Rouen 1203- Guilhem d'Ussel et le visage du Christ

Jean d’Aillon, pseudonyme de Jean-Louis Roos, s’est fait une spécialité des romans historiques et ce, avec succès. Passionné aussi bien par l’Antiquité que par le Moyen Age ou encore par l’Epoque moderne, cet auteur fait partie de ceux qui, à l’instar d’Andréa Japp, accordent une grande importance à l’exactitude historique de leur récit : dates, vocabulaire, faits, tout est vérifié et vérifiable. La sortie du dernier opus des aventures de Guilhem d’Ussel, chevalier troubadour, nous permet de replonger avec délectation dans un univers fascinant où se côtoient gentes dames, princes et vilains, où les pires crimes succèdent au fine amor.


Alors que le roi Philippe Auguste vient de condamner le roi Jean sans Terre, duc de Normandie et vassal du roi de France pour avoir enlevé Isabelle d’Angoulême, fiancée au comte de Lusignan, Guilhem d’Ussel est enfin de retour sur le sol du royaume de France après ses aventures romaines (Rome 1202). Pressé par la guerre, Robert de Locksley et son épouse doivent rentrer à Paris pour rejoindre leur seigneur le roi de France tandis que Guilhem doit rentrer dans son fief de Lamaguère où l’attend son épouse Sanceline. Mais avant le départ, tous deux doivent recruter des hommes d’armes : l’arrivée d’une nef arrivant de Saint-Jean d’Acre va leur en fournir l’occasion. Un mystérieux chevalier, un templier infidèle, un arbalétrier, une jeune veuve, un clerc et des Brabançons débarquent : certains rejoignent Guilhem, d’autres suivent Locksley en direction de Paris. Tous vont se retrouver à Rouen où le roi Jean sans Terre séquestre son neveu Arthur, duc de Bretagne. Déterminé à venger l’assassinat de ses gens, Guilhem va devoir une fois de plus faire preuve d’intelligence et de courage pour affronter les sbires du roi Jean dont la cruauté sans limite s’exhibe à chaque gibet.

 

Quel plaisir de retrouver Guilhem d’Ussel dans Rouen 1203 ! Pourvu de toutes les qualités du chevalier courtois, Guilhem d’Ussel cache un passé beaucoup plus sombre : ancien compagnon du mercenaire Mercadier, surnommé « l’ennemi du genre humain », Guilhem a fait son deuil de son âme car selon lui, rien ne saurait racheter les actes commis à cette époque de sa vie. Néanmoins c’est son expérience de mercenaire et surtout sa connaissance du genre humain qui lui permettent de se sortir des pires situations.
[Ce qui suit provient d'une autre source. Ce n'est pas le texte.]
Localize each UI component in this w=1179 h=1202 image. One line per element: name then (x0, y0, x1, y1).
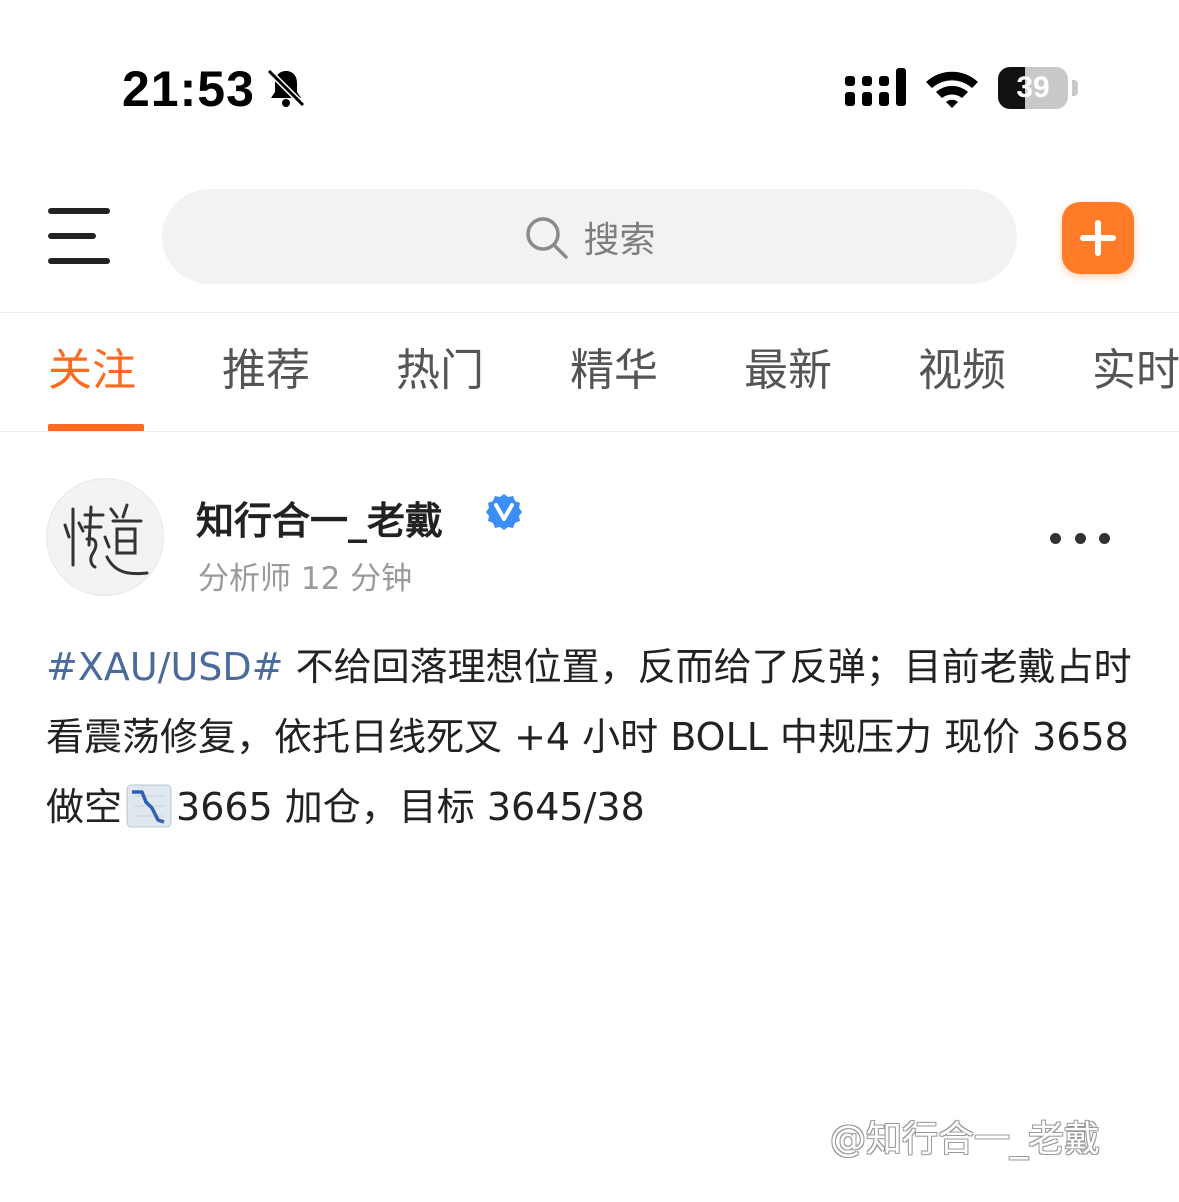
status-time: 21:53 (122, 61, 255, 117)
search-input[interactable]: 搜索 (162, 189, 1017, 284)
post-text: #XAU/USD# 不给回落理想位置，反而给了反弹；目前老戴占时看震荡修复，依托… (46, 632, 1146, 842)
tab-video[interactable]: 视频 (918, 343, 1006, 403)
author-name[interactable]: 知行合一_老戴 (196, 490, 443, 545)
plus-icon[interactable] (1062, 202, 1134, 274)
cellular-signal-icon (845, 68, 906, 106)
bell-slash-icon (266, 68, 306, 108)
battery-percent: 39 (1016, 71, 1050, 104)
status-bar: 21:53 39 (0, 0, 1179, 150)
tab-follow[interactable]: 关注 (48, 343, 136, 403)
hashtag-link[interactable]: #XAU/USD# (46, 645, 284, 689)
avatar-calligraphy-image (63, 503, 149, 576)
tab-realtime[interactable]: 实时 (1092, 343, 1179, 403)
more-dots-icon[interactable] (1050, 525, 1110, 551)
hamburger-menu-icon[interactable] (48, 208, 114, 266)
active-tab-indicator (48, 424, 144, 431)
tab-featured[interactable]: 精华 (570, 343, 658, 403)
wifi-icon (926, 71, 978, 108)
tab-recommend[interactable]: 推荐 (222, 343, 310, 403)
watermark: @知行合一_老戴 (830, 1119, 1101, 1160)
search-placeholder: 搜索 (583, 219, 656, 261)
verified-v-badge-icon (486, 494, 522, 530)
author-meta: 分析师 12 分钟 (198, 561, 413, 597)
tab-hot[interactable]: 热门 (396, 343, 484, 403)
search-icon (526, 216, 569, 259)
post-text-part2: 3665 加仓，目标 3645/38 (176, 785, 645, 829)
feed-tabs: 关注 推荐 热门 精华 最新 视频 实时 (0, 312, 1179, 432)
tab-latest[interactable]: 最新 (744, 343, 832, 403)
battery-tip (1072, 80, 1078, 96)
chart-decreasing-icon (126, 784, 172, 828)
avatar[interactable] (46, 478, 164, 596)
battery-icon: 39 (998, 67, 1068, 109)
weibo-feed-screen: 21:53 39 搜索 关注 推荐 热门 精华 最新 视频 实时 知行合一_老戴… (0, 0, 1179, 1202)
Comme dans les autres opus des aventures du chevalier troubadour, les personnages secondaires, amis ou ennemis, apportent énormément de relief à l’histoire. Thomas de Furnay, dernier fidèle d’Arthur de Bretagne, l’Heyssessini Ali-i Sabbah, alias le chevalier Marc de Saint Jean, Gregorio, le Pisan par leur personnalité et leur histoire dynamisent le récit. Car après tout, arrivé au huitième tome, on pourrait craindre un essoufflement dans l’écriture : ce n’est absolument pas le cas. Chacun de ces personnages fait l’objet d’un traitement à part : nous les suivons au début de l’intrigue sans trop savoir comment des personnalités et des destins aussi différents vont réussir à s’articuler. Petit à petit, les fils se tissent, la toile se forme sans que jamais on ne soit lassé.


On note également la précision historique de Jean d’Aillon qui fournit d’ailleurs une très belle bibliographie à la fin du roman. Au-delà de l’intrigue, l’affrontement entre le quasi mythique Jean sans Terre et le roi Philippe Auguste, la sauvagerie des routiers et Brabançons sont parfaitement retranscrits et fournissent un contexte prenant dont il est difficile de se détacher. Pour peu, l’odeur de charogne des pendus viendrait nous chatouiller les narines.  Jean d’Aillon (on pourrait d’ailleurs croire qu’il s’agit d’un des personnages) intègre parfaitement le romanesque à l’Histoire.


Il n’y a donc pas à redire sur ce nouvel opus des aventures de Guilhem d’Ussel. Notre seul regret est peut être l’absence de Robert de Locksley dans cette aventure, un autre personnage haut en couleur. Une dernière question subsiste : en 1204, quelles seront les prochaines aventures de Guilhem d’Ussel ?

 

Julie Lecanu

 

Jean d’Aillon,  Rouen 1203, Flammarion,  octobre 2014, 488 pages, 22 euros.